“Nay, I do entreat your Royal Highness to flee without a moment’s delay,” said Sir Walter Stewart; “every moment is precious to you. Leave him to me, and, trust me, I will take every care of him.”

“Nay, I cannot consent to that,” said the Duke. “Thou must not be seen nor suspected to have had aught to do in this matter. Thou hast already periled thyself enough. The house he speaks of is but a little farther along this hollow way, I will carry him thither myself.”

Sir Walter yielded to reason. They assisted the Duke to carry the chamberlain to a conveniently short distance from the house in question, the sufferer was then hoisted on his royal master’s back, who speedily bore him safely into his place of concealment.

“Now,” said Sir Walter to the Duke, when he had again joined them, a little way on beyond the house, “your Royal Highness must fly with all haste to the sea-side. This young man, who is a son of mine, will guide you to the spot where you will find a boat, which is ready waiting to convey you to the vessel that is prepared to carry you to France. He must supply the loss of your faithful chamberlain. Take him with you, my lord, and let him return to me when it may suit your convenience to part with him.”

“He shall be mine especial esquire,” said the Duke.—“Would I had a station to put him into, worthier of son of thine, and of one of his own apparent merits.”

“Your Royal Highness is too kind,” said Sir Walter. “Yet is the lad no disgrace to me, as I trust that you may find that he will prove none to you.
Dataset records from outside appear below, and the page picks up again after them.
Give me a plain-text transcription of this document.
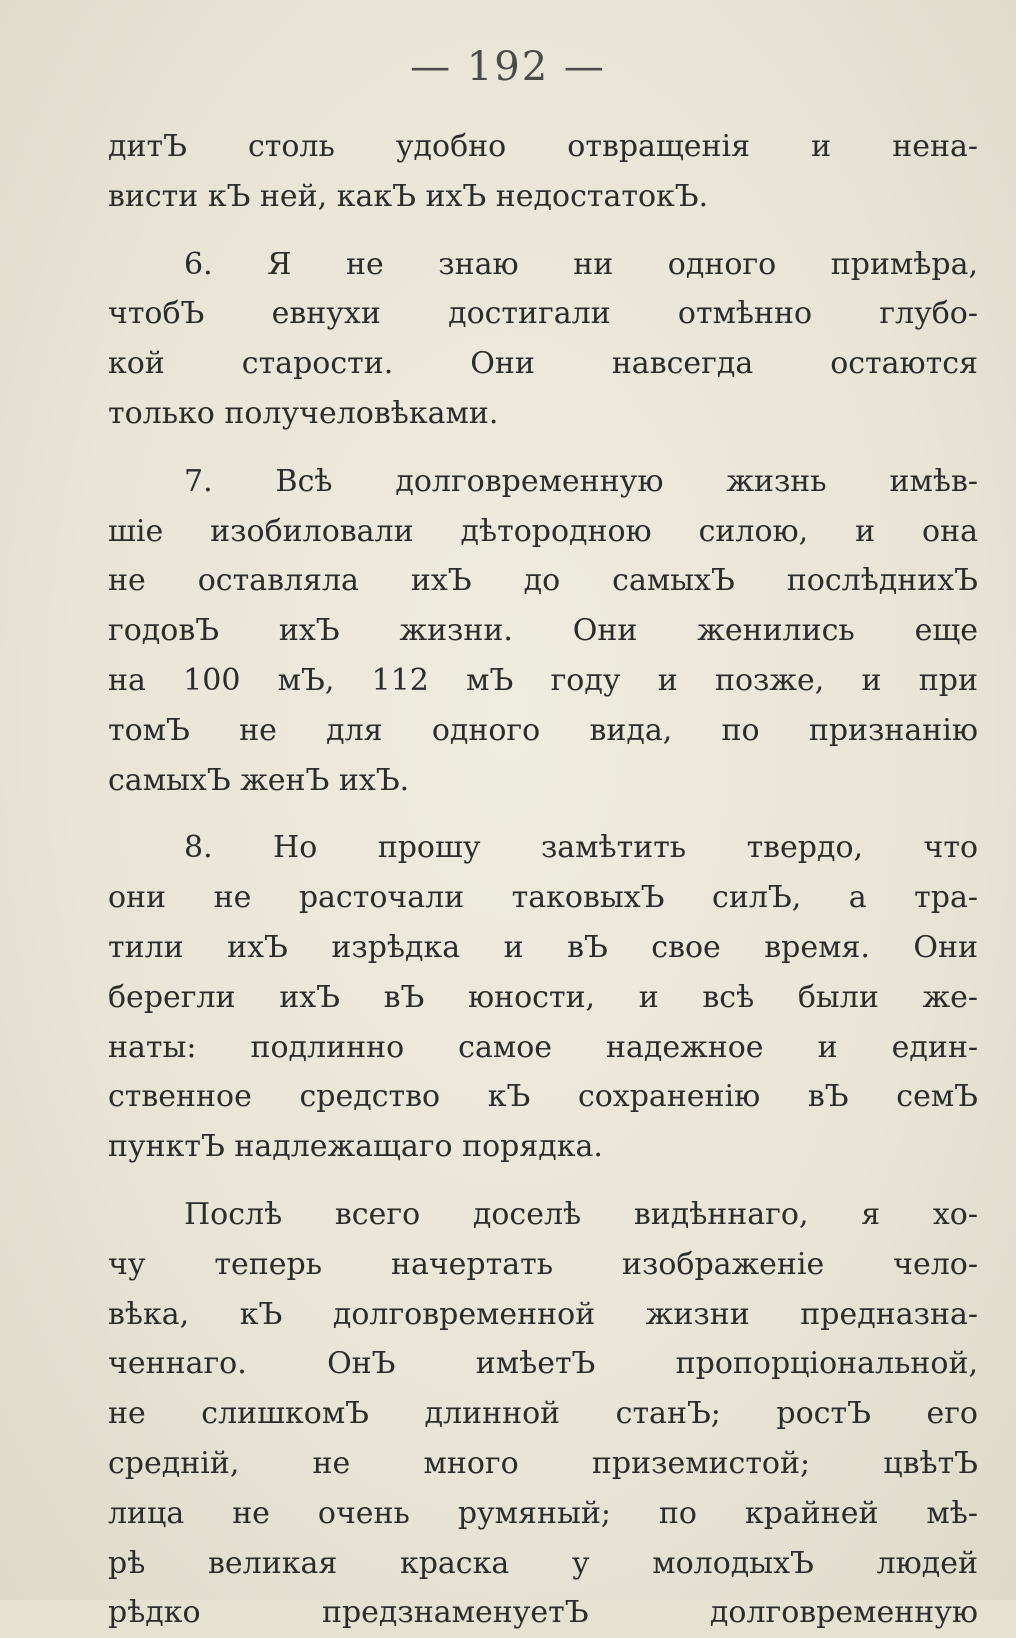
— 192 —

дитЪ столь удобно отвращенія и нена-

висти кЪ ней, какЪ ихЪ недостатокЪ.

6. Я не знаю ни одного примѣра,

чтобЪ евнухи достигали отмѣнно глубо-

кой старости. Они навсегда остаются

только получеловѣками.

7. Всѣ долговременную жизнь имѣв-

шіе изобиловали дѣтородною силою, и она

не оставляла ихЪ до самыхЪ послѣднихЪ

годовЪ ихЪ жизни. Они женились еще

на 100 мЪ, 112 мЪ году и позже, и при

томЪ не для одного вида, по признанію

самыхЪ женЪ ихЪ.

8. Но прошу замѣтить твердо, что

они не расточали таковыхЪ силЪ, а тра-

тили ихЪ изрѣдка и вЪ свое время. Они

берегли ихЪ вЪ юности, и всѣ были же-

наты: подлинно самое надежное и един-

ственное средство кЪ сохраненію вЪ семЪ

пунктЪ надлежащаго порядка.

Послѣ всего доселѣ видѣннаго, я хо-

чу теперь начертать изображеніе чело-

вѣка, кЪ долговременной жизни предназна-

ченнаго. ОнЪ имѣетЪ пропорціональной,

не слишкомЪ длинной станЪ; ростЪ его

средній, не много приземистой; цвѣтЪ

лица не очень румяный; по крайней мѣ-

рѣ великая краска у молодыхЪ людей

рѣдко предзнаменуетЪ долговременную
May Saint Andrew give you safety and a prosperous breeze!—And here, Charley, take this ring as a pledge of a father’s affection, and let the sight of it be ever to thee as a monitor to make thee do thy duty like a man.”

Their parting was now warm, but brief. The Duke and his new attendant reached the sea-side in safety. Sir Walter, who had hastened around the shores of the North Loch, and climbed the Calton Hill, waited impatiently upon its summit till the first dawn of day-break. Then it was that he rejoiced to descry the white sail of the French barque, swoln by a merry and favourable breeze, pressing gallantly down the Firth, and he continued to watch it, until it was lost amidst the ruddy haze of the sunrise. He then walked slowly down the eastern slope of the hill, towards Holyrood, and, making a wide circuit, he passed between Arthur Seat and Salisbury Craigs, through the hollow wooded valley, which, though now devoid of trees, is still well known by the name of the Hunter’s Bog, and then, turning his steps towards the southern gates of the city, he muffled himself well up in his cloak, and entered it, unnoticed, amid the crowds of market people who were passing inwards at the Port of the Kirk of Field; and so he gained his lodging without observation. There he soon afterwards heard of the astonishment, mortification, and dismay, which had possessed the King on learning this strange event, which he could not bring himself to believe until he went to see, with his own eyes, the half-consumed corpses of the captain of the guard and his men, and the rope which still hung dangling over the wall of the castle.

Sir Walter Stewart seemed to remain altogether unsuspected of any share in the escape of the Duke of Albany, though every one was agreed in believing that his Royal Highness must have been aided from without the walls. But whether it was that ideal suspicion that conscience of itself begets, or whether there really were some grounds for it, the Knight could not help feeling persuaded that the King looked colder than ever upon him. He failed not, however, on that account, to pay his duties at court most unremittingly, though, frequent as were his visits there, they were comparatively small in number to those which he paid to the house of Sir William Rogers, where he now worshipped, more fervently than ever, at the shrine of that enchantress, the fair Juliet Manvers. He now found himself so irretrievably the captive of her charms, that he had for some time ceased to struggle in her net, and it was not long after the escape of Albany, that he sought an audience of King James, that he might humbly communicate his contemplated nuptials to him, and crave his royal leave for their consummation, as well as for his retirement for a time from court, that he might carry his lady to visit his own territories in Stradawn, of which he was to make her the mistress. From all that had lately passed, he was not much surprised that the King received his communication with apparent satisfaction, but he was very much astonished to find, that it procured for him the sudden and unexpected restoration of all that familiar cordiality of manner, which he had formerly, for so long a period, been in the constant habit of receiving from his Majesty.

“What!—marry!” cried the King. “And is this really so?—and a long attachment saidst thou?”

“An attachment that has grown since first we met, so please your gracious Majesty,” replied Sir Walter.